192.168.128.182 STREAM oracle.example.local
192.168.128.182 DGRAM
192.168.128.182 RAW
Any idea what's going on?
It was a funny script:
- We have enabled IPv4 binding only in the oracle listener settings.
- oracle uses FQDN.
- linux contains a special database "myhostname" for resolving domain names, it was used after the / etc / hosts & dns servers.
- Vagrant creates VM & updates
/etc/hosts
.
I'll explain a little bit:
What happens in the case of vm-oracle ?
- vagrant creates a virtual machine.
- vagrant updates
/etc/hosts
( vm-oracle x2) - oracle listener listens on ipv4.
- oracle listeners resolves the domain name vm-oracle. & gets IPv6.
- FAILED
What happens in the case of vm-oracle. ?
- vagrant creates a virtual machine.
- vagrant updates / etc / hosts ( vm-oracle & vm-oracle. ).

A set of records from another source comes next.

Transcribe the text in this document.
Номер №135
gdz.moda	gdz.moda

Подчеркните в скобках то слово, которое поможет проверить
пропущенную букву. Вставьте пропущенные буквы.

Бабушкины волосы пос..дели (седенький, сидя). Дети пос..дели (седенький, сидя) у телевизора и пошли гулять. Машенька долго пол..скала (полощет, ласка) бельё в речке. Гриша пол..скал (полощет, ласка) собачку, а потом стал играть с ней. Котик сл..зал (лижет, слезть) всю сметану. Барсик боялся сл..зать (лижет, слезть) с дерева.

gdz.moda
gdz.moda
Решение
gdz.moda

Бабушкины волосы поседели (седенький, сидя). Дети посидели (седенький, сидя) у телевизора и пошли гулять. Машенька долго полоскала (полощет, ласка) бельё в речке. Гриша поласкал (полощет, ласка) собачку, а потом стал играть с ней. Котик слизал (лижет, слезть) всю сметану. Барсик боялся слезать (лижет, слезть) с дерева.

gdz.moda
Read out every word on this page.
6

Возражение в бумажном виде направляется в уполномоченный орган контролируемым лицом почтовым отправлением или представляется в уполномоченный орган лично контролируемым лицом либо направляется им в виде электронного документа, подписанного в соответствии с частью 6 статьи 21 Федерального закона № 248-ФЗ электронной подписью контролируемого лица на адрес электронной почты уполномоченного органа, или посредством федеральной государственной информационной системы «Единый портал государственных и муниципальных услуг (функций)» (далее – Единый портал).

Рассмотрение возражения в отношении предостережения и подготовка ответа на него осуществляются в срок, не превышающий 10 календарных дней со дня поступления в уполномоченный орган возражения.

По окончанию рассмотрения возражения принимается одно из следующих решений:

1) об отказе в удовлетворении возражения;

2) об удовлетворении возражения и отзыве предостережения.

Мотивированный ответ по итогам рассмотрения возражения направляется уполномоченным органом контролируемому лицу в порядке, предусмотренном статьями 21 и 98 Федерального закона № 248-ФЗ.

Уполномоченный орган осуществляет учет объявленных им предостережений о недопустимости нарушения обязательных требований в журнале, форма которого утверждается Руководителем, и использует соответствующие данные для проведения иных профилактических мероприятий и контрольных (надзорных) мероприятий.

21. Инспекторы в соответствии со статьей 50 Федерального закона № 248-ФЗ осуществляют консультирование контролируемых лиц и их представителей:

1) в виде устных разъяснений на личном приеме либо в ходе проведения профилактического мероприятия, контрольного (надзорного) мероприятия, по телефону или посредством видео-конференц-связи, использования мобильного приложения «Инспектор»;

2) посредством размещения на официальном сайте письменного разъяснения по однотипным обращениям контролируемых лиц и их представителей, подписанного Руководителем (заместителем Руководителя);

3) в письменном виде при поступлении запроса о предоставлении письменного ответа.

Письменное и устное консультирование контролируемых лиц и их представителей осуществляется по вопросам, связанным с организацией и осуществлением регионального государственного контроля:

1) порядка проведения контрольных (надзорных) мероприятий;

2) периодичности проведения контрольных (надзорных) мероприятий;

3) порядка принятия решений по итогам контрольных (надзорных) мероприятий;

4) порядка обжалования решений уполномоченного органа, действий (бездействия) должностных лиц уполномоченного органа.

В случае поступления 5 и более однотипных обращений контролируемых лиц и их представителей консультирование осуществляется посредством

- oracle listener listens on ipv4.
- oracle listeners resolves the domain name vm-oracle. & gets IPv4
- Ok
OOM comes to visit us
OOM randomly killed virtual machines. In this case, Testkitchen in its logs gave all sorts of strange messages.
Solution: Increase the amount of memory.
Slow builds
This whole scheme worked slowly, for tens of minutes, sometimes more than an hour.
Solutions:
- Packer . Precompile images of virtual machines.
- Run some test scripts in parallel
Conclusion
If we say that infrastructure is code, then the same philosophy should be applied to its creation as for software development. On the one hand, it turned out to be a working solution, but there are some unpleasant moments:
- Not friendly it all looks.
- A mixture of ruby & python.
- There is a lack of validation and role implication.
- Works slowly.
- Complicated....
At the output, a molecule with docker looks interesting and more native. We are thinking about it.